Search code examples
ajaxjavascriptxmlhttprequestselenium-webdriver

Tracking with Java Script if Ajax request is going on in a webpage or Intercept XMLHttpRequest through Selenium Web driver


I am using Selenium WebDriver for crawling a web site(only for example, I will be crawling other web sites too!) which has infinite scroll.

Problem statement:

Scroll down the infinite scroll page till the content stops loading using Selenium web driver.

My Approach: Currently I am doing this-

Step 1: Scroll to the page bottom

JavascriptExecutor js = (JavascriptExecutor) driver;
js.executeScript("javascript:window.onload=toBottom();"+
                        "function toBottom(){" +
                        "window.scrollTo(0,Math.max(document.documentElement.scrollHeight," +
                        "document.body.scrollHeight,document.documentElement.clientHeight));" +
                "}");

Then I wait for some time to let the Ajax Request complete like this-

Step 2: Explicitly wait for Ajax request to be over

Thread.sleep(1000);

Then I give another java script to check if the page is scrollable

Step 3:Check if the page is scrollable

//Alternative to document.height is to be used which is document.body.clientHeight
//refer to https://developer.mozilla.org/en-US/docs/DOM/document.height

    if((Long)js.executeScript("return " +
                                "(document.body.clientHeight-(window.pageYOffset + window.innerHeight))")>0)

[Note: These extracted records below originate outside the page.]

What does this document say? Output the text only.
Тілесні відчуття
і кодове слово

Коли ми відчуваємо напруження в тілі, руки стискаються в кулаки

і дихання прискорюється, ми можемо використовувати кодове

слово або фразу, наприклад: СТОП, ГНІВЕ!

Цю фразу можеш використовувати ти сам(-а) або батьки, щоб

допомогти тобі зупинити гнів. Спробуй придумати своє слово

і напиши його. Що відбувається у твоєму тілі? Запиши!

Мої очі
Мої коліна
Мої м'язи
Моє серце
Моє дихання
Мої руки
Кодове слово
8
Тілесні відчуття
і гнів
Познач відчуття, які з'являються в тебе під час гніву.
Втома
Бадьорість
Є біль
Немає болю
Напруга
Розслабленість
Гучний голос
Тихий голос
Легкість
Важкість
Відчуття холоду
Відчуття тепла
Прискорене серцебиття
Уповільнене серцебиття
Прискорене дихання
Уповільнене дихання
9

If the above condition is true then I repeat the from Step 1 - 3, till condition in Step 3 is false.

The Problem: I do not want to give the Thread.sleep(1000); in step 2, rather I would like to check using Java Script if the background Ajax request is over and then scroll down further if the condition in Step 3 is true .

PS: I am not the developer of the page so I do not have access to the code running the page, I can just inject java scripts(as in Step 1 and 3) in the web page. And, I have to write a generic logic for any web site with Ajax requests during infinite scroll.

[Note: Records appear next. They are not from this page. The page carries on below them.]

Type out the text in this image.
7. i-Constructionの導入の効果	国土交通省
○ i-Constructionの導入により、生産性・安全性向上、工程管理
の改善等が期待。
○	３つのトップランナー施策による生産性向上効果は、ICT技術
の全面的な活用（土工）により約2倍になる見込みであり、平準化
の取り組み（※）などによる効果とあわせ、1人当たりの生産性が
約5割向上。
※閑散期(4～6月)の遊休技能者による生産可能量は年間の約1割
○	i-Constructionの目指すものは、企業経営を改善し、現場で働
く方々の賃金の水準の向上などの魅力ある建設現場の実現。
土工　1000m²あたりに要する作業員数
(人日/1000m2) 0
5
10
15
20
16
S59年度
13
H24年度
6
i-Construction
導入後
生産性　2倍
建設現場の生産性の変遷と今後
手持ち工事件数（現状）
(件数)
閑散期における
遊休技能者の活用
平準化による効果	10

I will be grateful to some one could spare some time here!

EDIT : Ok, after struggling for 2 days, I have figured out that the pages which I am crawling through the Selenium WebDriver can have any of these JavaScript libraries and I will have to pool according to the different Library, for example, In case of the web application using jQuery api, I may be waiting for

(Long)((JavascriptExecutor)driver).executeScript("return jQuery.active")

to return a zero.

Likewise if the web application is using the Prototype JavaScript library I will have to wait for

(Long)((JavascriptExecutor)driver).executeScript("return Ajax.activeRequestCount")

to return a zero.

Now, the problem is how do I write a generic code which could handle most the JavaScript libraries available?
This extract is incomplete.